This review is, to the best of our knowledge, the only living systematic review of data extraction methods.

When applied to the field of health research, this semi-automation sits at the interface between evidence-based medicine (EBM) and data science, and as described in the following section, interest in its development has grown in parallel with interest in AI in other areas of computer science.ġ.1 Related systematic reviews and overviews This creates opportunities for support through intelligent software, which identify and extract information automatically. The data extraction task can be time-consuming and repetitive when done by hand. Interventional, diagnostic, or prognostic systematic reviews routinely extract information from a specific set of fields that can be predefined.ġ The most common fields for extraction in interventional reviews are defined in the PICO framework (population, intervention, comparison, outcome) and similar frameworks are available for other review types. It is a necessary precursor to assessing the risk of bias in individual studies and synthesising their findings.

In a systematic review, data extraction is the process of capturing key characteristics of studies in structured and standardised form based on information in journal articles and reports. With this living review we aim to review the literature continually. The lack of publicly available gold-standard data for evaluation, and lack of application thereof, makes it difficult to draw conclusions on which is the best-performing system for each data extraction target.
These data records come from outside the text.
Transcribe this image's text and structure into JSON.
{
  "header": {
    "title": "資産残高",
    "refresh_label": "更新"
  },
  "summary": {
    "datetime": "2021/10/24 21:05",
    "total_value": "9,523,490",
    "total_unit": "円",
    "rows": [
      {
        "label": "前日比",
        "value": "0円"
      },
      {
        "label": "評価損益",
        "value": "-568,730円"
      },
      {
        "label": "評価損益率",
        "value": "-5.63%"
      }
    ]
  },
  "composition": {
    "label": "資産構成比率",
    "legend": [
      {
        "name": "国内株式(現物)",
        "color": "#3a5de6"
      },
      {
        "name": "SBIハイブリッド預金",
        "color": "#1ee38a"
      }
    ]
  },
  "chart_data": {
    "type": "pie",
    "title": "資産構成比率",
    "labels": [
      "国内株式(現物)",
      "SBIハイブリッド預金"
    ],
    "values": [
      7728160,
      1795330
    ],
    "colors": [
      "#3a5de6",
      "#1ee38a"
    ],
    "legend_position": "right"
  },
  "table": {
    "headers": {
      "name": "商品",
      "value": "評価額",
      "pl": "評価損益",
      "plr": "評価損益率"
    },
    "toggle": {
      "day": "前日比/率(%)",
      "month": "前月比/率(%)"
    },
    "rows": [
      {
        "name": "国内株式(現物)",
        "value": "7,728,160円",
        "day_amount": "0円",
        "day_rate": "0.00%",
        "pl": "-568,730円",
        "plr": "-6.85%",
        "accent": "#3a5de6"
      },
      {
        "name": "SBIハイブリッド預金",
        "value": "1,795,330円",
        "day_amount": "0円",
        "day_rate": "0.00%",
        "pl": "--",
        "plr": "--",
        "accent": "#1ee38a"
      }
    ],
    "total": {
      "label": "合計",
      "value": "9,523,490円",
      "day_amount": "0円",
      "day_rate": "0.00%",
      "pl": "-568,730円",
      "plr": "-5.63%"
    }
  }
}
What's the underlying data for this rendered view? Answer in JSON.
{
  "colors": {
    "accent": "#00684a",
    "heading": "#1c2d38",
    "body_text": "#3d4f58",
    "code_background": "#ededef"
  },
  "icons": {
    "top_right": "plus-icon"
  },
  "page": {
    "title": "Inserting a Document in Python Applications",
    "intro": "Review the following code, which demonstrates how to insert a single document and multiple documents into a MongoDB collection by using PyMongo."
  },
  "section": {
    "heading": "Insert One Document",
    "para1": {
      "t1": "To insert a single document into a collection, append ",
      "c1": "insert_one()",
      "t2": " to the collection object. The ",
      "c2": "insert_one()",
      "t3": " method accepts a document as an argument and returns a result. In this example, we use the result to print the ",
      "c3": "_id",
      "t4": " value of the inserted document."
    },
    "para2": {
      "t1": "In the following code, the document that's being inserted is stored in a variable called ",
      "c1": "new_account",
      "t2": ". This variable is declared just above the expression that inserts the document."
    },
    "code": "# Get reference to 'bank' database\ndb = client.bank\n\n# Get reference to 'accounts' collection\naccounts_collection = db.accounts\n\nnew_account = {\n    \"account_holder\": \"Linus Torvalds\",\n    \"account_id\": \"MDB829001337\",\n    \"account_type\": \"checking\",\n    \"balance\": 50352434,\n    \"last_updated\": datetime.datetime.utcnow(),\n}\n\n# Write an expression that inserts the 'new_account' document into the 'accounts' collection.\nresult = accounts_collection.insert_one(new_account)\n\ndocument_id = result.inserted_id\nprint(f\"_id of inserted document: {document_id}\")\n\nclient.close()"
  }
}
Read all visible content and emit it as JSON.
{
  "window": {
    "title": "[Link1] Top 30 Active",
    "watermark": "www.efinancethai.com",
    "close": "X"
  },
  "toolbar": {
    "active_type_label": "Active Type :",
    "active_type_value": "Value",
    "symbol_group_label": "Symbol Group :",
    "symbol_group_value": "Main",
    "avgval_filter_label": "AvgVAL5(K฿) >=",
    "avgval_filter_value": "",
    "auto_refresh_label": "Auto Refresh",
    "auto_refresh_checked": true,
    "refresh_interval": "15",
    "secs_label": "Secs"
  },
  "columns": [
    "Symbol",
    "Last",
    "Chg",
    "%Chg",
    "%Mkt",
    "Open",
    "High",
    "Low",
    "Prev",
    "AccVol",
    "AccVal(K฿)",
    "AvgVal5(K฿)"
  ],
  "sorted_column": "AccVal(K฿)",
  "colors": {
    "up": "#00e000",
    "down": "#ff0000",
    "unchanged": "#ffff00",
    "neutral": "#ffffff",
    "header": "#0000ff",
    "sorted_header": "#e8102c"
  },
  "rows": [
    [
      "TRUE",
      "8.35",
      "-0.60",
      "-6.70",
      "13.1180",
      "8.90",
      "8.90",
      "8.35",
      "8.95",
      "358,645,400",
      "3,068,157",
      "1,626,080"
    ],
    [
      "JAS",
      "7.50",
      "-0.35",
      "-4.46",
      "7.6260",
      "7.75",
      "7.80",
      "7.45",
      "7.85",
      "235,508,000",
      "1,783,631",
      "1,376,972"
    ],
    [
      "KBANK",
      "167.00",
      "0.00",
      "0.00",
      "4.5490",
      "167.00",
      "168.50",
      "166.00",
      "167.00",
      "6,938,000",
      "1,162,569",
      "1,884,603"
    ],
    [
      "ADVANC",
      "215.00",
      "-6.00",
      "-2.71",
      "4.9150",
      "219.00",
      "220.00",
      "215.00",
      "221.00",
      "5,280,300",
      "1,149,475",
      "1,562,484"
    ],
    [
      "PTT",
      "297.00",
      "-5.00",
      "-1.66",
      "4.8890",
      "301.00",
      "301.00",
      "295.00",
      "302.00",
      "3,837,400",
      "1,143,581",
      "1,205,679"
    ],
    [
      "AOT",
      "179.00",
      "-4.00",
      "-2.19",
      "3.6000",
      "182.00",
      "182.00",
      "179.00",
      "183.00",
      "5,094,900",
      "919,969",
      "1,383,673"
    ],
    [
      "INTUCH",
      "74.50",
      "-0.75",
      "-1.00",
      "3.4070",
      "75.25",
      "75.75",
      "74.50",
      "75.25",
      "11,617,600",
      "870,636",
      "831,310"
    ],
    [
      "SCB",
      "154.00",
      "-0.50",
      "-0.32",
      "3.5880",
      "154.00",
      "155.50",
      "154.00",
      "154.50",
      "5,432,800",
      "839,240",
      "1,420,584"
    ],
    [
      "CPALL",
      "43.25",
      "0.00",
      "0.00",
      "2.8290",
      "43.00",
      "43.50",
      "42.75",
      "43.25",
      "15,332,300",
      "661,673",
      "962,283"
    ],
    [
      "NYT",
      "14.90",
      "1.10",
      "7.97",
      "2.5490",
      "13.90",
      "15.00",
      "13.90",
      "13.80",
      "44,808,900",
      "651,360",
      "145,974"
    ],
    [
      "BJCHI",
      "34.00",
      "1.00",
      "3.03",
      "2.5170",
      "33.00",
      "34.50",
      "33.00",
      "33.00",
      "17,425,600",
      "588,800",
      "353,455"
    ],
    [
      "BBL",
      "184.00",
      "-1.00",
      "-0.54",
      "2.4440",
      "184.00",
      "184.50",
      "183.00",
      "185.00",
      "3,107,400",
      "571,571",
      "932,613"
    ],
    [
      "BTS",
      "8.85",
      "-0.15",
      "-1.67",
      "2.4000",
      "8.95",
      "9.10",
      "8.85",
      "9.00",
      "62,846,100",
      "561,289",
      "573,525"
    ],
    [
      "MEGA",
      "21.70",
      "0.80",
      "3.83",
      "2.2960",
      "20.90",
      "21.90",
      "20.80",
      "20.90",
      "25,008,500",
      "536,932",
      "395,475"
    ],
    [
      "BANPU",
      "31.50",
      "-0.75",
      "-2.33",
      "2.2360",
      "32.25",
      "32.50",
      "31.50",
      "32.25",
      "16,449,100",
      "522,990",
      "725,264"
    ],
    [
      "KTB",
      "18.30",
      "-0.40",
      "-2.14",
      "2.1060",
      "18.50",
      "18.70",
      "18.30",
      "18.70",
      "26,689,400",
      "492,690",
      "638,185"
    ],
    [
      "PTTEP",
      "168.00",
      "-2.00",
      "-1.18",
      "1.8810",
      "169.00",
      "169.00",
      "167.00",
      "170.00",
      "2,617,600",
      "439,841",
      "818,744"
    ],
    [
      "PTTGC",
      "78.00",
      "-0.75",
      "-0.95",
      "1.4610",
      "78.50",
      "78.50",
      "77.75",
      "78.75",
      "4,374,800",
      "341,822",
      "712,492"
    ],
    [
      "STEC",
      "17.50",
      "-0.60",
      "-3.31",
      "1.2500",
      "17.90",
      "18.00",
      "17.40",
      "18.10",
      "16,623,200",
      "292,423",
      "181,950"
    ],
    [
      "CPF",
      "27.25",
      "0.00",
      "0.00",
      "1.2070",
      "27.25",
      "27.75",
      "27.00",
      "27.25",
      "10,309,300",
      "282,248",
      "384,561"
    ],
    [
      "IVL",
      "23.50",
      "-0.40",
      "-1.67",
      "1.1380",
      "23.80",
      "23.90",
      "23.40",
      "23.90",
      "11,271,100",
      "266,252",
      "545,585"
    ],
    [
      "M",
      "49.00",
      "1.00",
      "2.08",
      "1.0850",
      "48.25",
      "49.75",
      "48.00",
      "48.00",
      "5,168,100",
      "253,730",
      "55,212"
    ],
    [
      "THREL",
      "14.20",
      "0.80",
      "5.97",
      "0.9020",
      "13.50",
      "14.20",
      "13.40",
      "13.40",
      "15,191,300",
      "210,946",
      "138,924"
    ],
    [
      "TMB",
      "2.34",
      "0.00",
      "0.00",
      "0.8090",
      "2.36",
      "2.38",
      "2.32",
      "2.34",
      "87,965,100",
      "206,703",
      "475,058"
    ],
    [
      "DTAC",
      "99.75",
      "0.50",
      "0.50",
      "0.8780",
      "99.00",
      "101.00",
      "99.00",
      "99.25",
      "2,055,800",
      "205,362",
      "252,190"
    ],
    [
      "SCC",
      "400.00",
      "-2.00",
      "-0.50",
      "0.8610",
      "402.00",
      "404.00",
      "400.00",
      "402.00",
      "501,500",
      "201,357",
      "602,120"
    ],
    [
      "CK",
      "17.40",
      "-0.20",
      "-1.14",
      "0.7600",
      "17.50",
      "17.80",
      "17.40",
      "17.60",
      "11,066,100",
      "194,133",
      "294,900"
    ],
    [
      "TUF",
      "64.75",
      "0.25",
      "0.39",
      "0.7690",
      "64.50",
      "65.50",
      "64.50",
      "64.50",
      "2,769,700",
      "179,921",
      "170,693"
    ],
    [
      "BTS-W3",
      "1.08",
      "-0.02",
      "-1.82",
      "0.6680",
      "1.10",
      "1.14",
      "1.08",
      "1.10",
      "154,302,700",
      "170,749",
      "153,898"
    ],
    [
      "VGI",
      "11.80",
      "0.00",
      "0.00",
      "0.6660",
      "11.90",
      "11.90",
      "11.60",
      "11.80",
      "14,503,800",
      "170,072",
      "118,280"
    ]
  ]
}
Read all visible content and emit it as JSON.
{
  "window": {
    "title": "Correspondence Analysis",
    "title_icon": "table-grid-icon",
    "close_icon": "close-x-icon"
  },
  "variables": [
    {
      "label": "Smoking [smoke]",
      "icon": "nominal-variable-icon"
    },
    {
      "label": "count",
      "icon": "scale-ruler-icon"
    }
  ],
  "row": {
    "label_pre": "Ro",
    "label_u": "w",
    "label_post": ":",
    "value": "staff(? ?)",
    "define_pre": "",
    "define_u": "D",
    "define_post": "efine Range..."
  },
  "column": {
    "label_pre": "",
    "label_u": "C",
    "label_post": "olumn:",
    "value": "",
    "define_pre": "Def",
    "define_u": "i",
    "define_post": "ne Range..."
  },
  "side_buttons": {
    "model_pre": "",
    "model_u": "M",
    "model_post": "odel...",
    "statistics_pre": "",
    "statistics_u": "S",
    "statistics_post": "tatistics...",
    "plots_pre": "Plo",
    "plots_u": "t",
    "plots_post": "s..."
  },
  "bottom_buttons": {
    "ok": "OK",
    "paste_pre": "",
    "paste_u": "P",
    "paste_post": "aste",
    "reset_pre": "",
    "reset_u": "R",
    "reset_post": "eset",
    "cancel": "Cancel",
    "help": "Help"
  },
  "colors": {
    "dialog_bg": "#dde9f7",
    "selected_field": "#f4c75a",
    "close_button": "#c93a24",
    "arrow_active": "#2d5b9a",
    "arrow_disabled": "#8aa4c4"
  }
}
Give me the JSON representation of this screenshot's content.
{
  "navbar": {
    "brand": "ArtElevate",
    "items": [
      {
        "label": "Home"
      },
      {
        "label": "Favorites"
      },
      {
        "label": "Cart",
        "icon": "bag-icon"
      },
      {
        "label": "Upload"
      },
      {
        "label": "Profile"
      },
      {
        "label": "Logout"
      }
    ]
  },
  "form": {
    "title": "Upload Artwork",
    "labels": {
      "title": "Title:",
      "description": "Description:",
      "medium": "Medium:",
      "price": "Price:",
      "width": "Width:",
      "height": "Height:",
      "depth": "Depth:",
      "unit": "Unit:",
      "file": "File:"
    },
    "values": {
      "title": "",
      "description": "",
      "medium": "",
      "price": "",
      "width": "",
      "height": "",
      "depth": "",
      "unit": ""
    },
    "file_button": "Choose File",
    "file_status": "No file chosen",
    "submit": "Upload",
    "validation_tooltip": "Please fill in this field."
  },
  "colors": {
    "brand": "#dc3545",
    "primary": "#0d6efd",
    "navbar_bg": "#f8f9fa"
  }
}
We identified a broad evidence base of publications describing data extraction for interventional reviews and a small number of publications extracting epidemiological or diagnostic accuracy data.
WEB DATA EXTRACTOR V7.1 CODE
Code was made available by 10 (19%) publications, and five (9%) implemented publicly available tools.Ĭonclusions: This living systematic review presents an overview of (semi)automated data-extraction literature of interest to different types of systematic review. A description of their datasets was provided by 49 publications (94%), but only seven (13%) made the data publicly available. Over 30 entities were extracted, with PICOs (population, intervention, comparator, outcome) being the most frequently extracted. A total of 48 (90%) publications developed and evaluated classifiers that used randomised controlled trials as the main target texts.
WEB DATA EXTRACTOR V7.1 FULL
Of these, 41 (77%) of the publications addressed extraction of data from abstracts, while 14 (26%) used full texts.

Results: In total, 53 publications are included in this version of our review. This iteration of the living review includes publications up to a cut-off date of 22 April 2020. Full text screening and data extraction are conducted within an open-source living systematic review application created for the purpose of this review. Methods: We systematically and continually search MEDLINE, Institute of Electrical and Electronics Engineers (IEEE), arXiv, and theĭblp computer science bibliography databases. This living systematic review examines published approaches for data extraction from reports of clinical studies. Background: The reliable and usable (semi)automation of data extraction can support the field of systematic review by reducing the workload required to gather information about the conduct and results of the included studies.